The game? No words really, if you discount jaw-droppingly, breathtakingly wonderful. And that was just France. Ireland? Birds of paradise, Keith might even have agreed. “Redemption, revenge, rousing rugby, flip-flop scorelines, it had everything we could possibly have hoped for,” said Gabby, and she wasn’t wrong.

Declan Kidney took full personal credit for the performance when he talked to Tracy Piggott after the game. The old ones, eh?

“You must be happy with your back line?”

“Yeah, they did okay – nothing that I didn’t expect, really.”

“It’s 100 years since we scored three tries against France.”

“Is it?”

“Yes.”

“Well. We’ll just try and work out why we didn’t score a fourth.”

Now we know the origins of ‘No Drama, Obama’, even if ‘No Drama, Kidney’ doesn’t quite have the same ring about it. ‘Yes We Can’ we’re completely certain he says to his players, although his public message is more along the lines of ‘Yerra, We Might . . . If We’re Lucky’.

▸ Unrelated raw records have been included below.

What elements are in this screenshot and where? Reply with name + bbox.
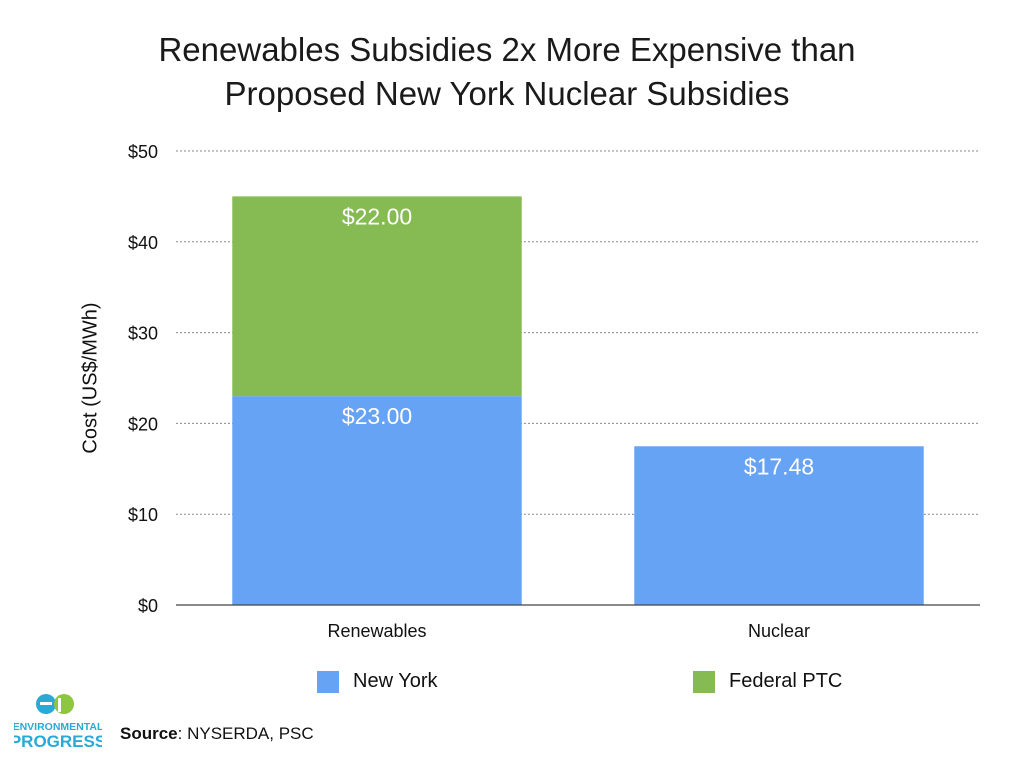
source-label: Source: [120, 724, 178, 743]
y-tick-label: $0: [138, 596, 158, 616]
y-axis-label: Cost (US$/MWh): [79, 302, 102, 454]
chart-title: Renewables Subsidies 2x More Expensive t…: [0, 28, 1014, 116]
data-label: $22.00: [342, 203, 412, 229]
y-tick-label: $40: [128, 233, 158, 253]
source-text: : NYSERDA, PSC: [177, 724, 314, 743]
y-tick-label: $10: [128, 505, 158, 525]
legend-item-federal-ptc: Federal PTC: [693, 670, 842, 693]
bar-segment: [634, 446, 924, 605]
x-tick-label: Nuclear: [748, 621, 810, 641]
bar-segment: [232, 396, 522, 605]
legend-label-new-york: New York: [353, 670, 438, 692]
x-tick-label: Renewables: [327, 621, 426, 641]
logo-text-line-2: PROGRESS: [14, 732, 102, 751]
y-tick-label: $20: [128, 414, 158, 434]
data-label: $17.48: [744, 453, 814, 479]
ep-monogram-icon: [36, 694, 74, 714]
data-label: $23.00: [342, 403, 412, 429]
source-note: Source: NYSERDA, PSC: [120, 724, 314, 744]
legend-swatch-new-york: [317, 670, 339, 693]
chart-title-line-1: Renewables Subsidies 2x More Expensive t…: [158, 31, 856, 68]
logo-text-line-1: ENVIRONMENTAL: [14, 721, 102, 733]
chart-title-line-2: Proposed New York Nuclear Subsidies: [224, 75, 790, 112]
environmental-progress-logo: ENVIRONMENTAL PROGRESS: [14, 694, 102, 751]
legend-label-federal-ptc: Federal PTC: [729, 670, 843, 692]
bar-segment: [232, 196, 522, 397]
y-tick-label: $30: [128, 324, 158, 344]
legend-swatch-federal-ptc: [693, 670, 715, 693]
legend-item-new-york: New York: [317, 670, 438, 693]
y-tick-label: $50: [128, 142, 158, 162]
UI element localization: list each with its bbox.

Back in the RTÉ studio Tom swooned over a close-up of the moon, prompting George, who had surrendered his soul to happiness, to declare: “It might be one small step for Irish rugby, but . . .”

Back in Stephen’s Green, we suspect, Keith plucked – sorry – up the courage to take one giant leap back up that tree to return those stolen feathers, shaking the bird by the wing and apologising for their earlier falling out.

Now all we need is for Ireland, like the bird, to do the business against Italy, England, Wales and Scotland. Yerra, Yes We Can.